According to the U.S. Centers for Disease Control and Prevention (CDC), distracted driving causes the deaths of nearly 10 people per day in the U.S. overall. Over 1,153 drivers and passengers are injured in similar collisions. Indeed, more than 15% of collisions that resulted in injuries across the country involved distracted driving.
Although these statistics are for automobile crashes, distracted driving can, clearly, also affect the safety of operating another type of vehicle, such as a truck or a motorcycle.

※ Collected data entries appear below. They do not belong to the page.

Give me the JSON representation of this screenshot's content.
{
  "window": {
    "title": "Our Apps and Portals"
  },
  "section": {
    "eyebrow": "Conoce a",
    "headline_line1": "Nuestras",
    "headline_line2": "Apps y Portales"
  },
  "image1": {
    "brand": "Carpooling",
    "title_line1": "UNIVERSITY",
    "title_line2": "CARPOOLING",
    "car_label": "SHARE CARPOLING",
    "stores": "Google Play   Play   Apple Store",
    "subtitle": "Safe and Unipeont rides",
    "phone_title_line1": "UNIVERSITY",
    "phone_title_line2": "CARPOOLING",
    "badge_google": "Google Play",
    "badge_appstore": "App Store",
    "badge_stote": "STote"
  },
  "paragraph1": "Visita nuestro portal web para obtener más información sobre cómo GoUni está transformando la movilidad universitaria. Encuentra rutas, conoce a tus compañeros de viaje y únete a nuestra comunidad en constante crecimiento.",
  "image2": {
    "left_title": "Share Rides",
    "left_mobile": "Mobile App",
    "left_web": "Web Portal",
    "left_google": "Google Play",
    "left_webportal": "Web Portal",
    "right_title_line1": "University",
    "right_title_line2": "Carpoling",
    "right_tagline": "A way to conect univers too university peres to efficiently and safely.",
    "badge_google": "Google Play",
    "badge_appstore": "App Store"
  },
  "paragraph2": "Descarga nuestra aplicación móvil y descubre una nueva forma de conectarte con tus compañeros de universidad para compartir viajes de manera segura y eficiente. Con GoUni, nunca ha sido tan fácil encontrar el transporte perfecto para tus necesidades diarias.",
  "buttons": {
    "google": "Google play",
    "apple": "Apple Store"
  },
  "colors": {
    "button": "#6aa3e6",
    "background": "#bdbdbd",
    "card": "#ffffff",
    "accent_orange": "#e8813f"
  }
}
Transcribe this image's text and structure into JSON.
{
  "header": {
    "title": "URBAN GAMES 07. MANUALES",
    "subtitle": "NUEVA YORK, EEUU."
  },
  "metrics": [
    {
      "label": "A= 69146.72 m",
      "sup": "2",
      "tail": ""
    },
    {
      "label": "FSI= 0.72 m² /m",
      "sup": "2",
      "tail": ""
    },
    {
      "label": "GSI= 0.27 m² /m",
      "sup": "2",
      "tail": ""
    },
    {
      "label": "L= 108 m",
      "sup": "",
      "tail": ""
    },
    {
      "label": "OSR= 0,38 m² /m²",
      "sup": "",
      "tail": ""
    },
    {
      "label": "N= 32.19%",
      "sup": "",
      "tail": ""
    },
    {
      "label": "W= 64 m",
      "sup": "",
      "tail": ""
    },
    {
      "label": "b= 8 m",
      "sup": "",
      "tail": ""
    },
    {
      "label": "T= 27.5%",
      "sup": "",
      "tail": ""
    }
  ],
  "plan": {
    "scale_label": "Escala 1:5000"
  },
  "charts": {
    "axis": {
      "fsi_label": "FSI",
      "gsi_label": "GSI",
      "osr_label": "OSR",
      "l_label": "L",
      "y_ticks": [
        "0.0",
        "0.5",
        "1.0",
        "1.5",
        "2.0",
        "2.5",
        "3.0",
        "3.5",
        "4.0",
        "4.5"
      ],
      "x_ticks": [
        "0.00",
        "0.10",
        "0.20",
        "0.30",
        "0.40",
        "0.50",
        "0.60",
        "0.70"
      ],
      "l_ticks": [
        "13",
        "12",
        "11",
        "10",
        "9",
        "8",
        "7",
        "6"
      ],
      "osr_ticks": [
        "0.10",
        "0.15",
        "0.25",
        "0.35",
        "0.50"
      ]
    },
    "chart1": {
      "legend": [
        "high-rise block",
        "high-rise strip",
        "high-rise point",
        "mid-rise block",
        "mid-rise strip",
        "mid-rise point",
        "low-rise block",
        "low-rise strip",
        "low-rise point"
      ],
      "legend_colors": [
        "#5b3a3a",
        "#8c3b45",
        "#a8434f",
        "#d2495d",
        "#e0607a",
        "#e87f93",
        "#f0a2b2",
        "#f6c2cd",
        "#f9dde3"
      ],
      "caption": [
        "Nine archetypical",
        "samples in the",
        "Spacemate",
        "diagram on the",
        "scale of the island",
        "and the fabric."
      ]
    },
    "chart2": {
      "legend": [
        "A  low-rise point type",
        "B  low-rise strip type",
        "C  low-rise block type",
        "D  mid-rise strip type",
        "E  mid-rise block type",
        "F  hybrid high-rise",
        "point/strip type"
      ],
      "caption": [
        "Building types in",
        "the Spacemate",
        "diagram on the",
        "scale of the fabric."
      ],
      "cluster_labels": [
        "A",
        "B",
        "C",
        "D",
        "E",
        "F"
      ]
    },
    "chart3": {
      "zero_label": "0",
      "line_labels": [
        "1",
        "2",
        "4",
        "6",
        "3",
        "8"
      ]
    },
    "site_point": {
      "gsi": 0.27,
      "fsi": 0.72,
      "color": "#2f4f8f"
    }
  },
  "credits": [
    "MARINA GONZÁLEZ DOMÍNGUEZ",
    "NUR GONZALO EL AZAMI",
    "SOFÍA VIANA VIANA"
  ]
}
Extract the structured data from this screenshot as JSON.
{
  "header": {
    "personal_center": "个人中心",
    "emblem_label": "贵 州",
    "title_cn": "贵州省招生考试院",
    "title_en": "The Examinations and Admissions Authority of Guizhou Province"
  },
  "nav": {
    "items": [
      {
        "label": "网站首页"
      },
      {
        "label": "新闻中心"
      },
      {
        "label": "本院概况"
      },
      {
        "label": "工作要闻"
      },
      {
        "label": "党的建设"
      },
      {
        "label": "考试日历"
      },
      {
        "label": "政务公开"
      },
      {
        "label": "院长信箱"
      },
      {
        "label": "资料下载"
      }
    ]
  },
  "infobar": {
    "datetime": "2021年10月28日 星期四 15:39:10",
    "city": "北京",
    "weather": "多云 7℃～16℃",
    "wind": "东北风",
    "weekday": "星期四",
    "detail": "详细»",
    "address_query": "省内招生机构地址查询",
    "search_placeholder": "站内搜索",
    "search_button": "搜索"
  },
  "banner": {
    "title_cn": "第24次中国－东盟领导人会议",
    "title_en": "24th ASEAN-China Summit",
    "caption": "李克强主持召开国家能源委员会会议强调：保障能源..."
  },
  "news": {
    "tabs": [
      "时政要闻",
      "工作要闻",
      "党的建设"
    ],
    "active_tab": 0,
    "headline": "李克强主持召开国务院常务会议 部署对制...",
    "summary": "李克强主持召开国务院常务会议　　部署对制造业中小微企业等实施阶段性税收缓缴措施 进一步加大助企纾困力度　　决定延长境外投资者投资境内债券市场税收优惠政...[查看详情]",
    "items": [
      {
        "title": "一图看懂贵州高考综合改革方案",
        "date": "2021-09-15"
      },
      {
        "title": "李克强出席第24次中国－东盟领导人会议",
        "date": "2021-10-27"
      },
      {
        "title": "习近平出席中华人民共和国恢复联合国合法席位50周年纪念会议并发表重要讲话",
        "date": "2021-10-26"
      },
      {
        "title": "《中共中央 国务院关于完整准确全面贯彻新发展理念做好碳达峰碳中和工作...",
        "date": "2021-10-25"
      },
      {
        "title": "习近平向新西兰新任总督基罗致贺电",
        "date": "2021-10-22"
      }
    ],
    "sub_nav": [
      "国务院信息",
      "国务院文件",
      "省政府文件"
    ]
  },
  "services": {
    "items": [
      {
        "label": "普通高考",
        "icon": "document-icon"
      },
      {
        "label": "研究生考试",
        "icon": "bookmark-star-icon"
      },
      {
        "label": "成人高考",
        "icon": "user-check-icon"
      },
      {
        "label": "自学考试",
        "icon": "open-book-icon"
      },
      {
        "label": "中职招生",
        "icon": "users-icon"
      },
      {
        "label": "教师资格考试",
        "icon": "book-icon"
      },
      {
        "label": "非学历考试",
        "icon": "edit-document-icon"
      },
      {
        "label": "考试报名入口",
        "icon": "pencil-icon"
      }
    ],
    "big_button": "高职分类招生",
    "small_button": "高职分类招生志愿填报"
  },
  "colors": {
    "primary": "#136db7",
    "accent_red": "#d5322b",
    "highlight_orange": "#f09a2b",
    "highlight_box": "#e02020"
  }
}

What is distracted driving? Researchers define it as driving that takes place while the drivers are involved in another activity that shifts their attention from operating a vehicle. Observers point to three primary kinds of distracted driving. The first is visual, taking your eyes off the road. Visual distraction can encompass activities such as using a cell phone or texting, which are frequently (and justifiably) targeted as culprits, but it can also include rubber-necking at the scene of an accident or turning around to check on children or items in a back seat. The second type of distracted driving is manual, and involves taking your hands off the wheel. Eating, programming a GPS, or engaging with a passenger, as well as cell phones and texting, could be involved here. The third kind of distracted driving is termed cognitive. In this type, hands and eyes are engaged with the vehicle correctly, but the driver has taken his or her mind off the task at hand.
The reason that many states have banned cell phone use and/or texting while driving is that it can easily involve a combination of these types.